Si Outremont est un bastion libéral depuis de 50 ans, la circonscription est passée dans le camp du NPD au fédéral il y a cinq ans.
Candidats
Par ailleurs, le portrait des candidatures en vue de la prochaine élection se précise de jour en jour. Les 125 candidats du Parti libéral sont ainsi choisis, indiquait hier le parti. Choisis, mais pas tous dévoilés : les libéraux gardent dans leur manche quelques candidats vedettes à annoncer en temps et lieu. Parmi eux, l’ex-députée libérale fédérale d’Ahuntsic, Eleni Bakopanos, promet de faire une chaude lutte à la future candidate péquiste Diane De Courcy, présidente de la Commission scolaire de Montréal, dans Crémazie, selon La Presse canadienne.

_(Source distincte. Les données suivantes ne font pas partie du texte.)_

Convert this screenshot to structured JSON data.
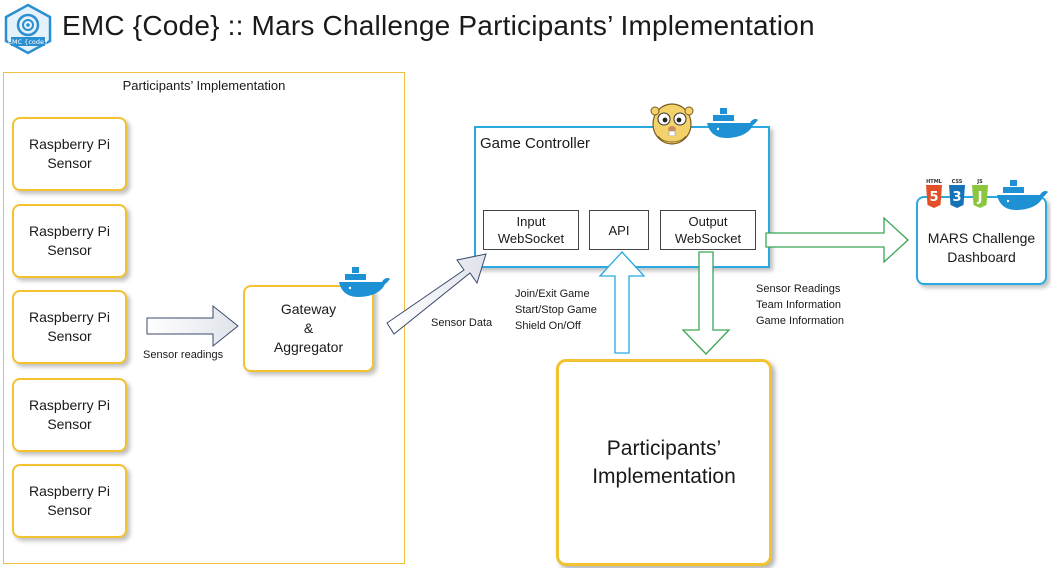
{
  "title": "EMC {Code} :: Mars Challenge Participants’ Implementation",
  "logo": {
    "text": "EMC {code}",
    "color": "#2a8fd0"
  },
  "participants_frame": {
    "label": "Participants’ Implementation"
  },
  "sensors": [
    {
      "line1": "Raspberry Pi",
      "line2": "Sensor"
    },
    {
      "line1": "Raspberry Pi",
      "line2": "Sensor"
    },
    {
      "line1": "Raspberry Pi",
      "line2": "Sensor"
    },
    {
      "line1": "Raspberry Pi",
      "line2": "Sensor"
    },
    {
      "line1": "Raspberry Pi",
      "line2": "Sensor"
    }
  ],
  "gateway": {
    "line1": "Gateway",
    "line2": "&",
    "line3": "Aggregator"
  },
  "game_controller": {
    "label": "Game Controller",
    "input": {
      "line1": "Input",
      "line2": "WebSocket"
    },
    "api": "API",
    "output": {
      "line1": "Output",
      "line2": "WebSocket"
    }
  },
  "dashboard": {
    "line1": "MARS Challenge",
    "line2": "Dashboard"
  },
  "tech_icons": [
    "HTML",
    "CSS",
    "JS"
  ],
  "implementation_box": {
    "line1": "Participants’",
    "line2": "Implementation"
  },
  "labels": {
    "sensor_readings": "Sensor readings",
    "sensor_data": "Sensor Data",
    "api_commands": [
      "Join/Exit Game",
      "Start/Stop Game",
      "Shield On/Off"
    ],
    "output_info": [
      "Sensor Readings",
      "Team Information",
      "Game Information"
    ]
  },
  "colors": {
    "yellow": "#f2c230",
    "blue": "#29a9e0",
    "green": "#3aa655",
    "docker": "#1d91d4"
  }
}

Mme Bakopanos a été dans le passé permanente au PLQ et a oeuvré sur les questions de relations interculturelles dans les cabinets politiques à l’ère du premier ministre Robert Bourassa, avant de passer à la scène fédérale. D’origine grecque, elle a été élue députée fédérale de Saint-Denis, en 1993, puis d’Ahuntsic de 1997 à 2006, alors que la candidate bloquiste Maria Mourani lui faisait mordre la poussière.
Dans Richmond, en Estrie, le PLQ fera confiance à Karine Vallières, qui tentera de succéder à son père, le ministre Yvon Vallières, bientôt à la retraite, au terme de son mandat. Elle devra affronter le député péquiste Étienne-Alexis Boucher, qui passe de Johnson à Richmond, en raison du redécoupage de la carte électorale.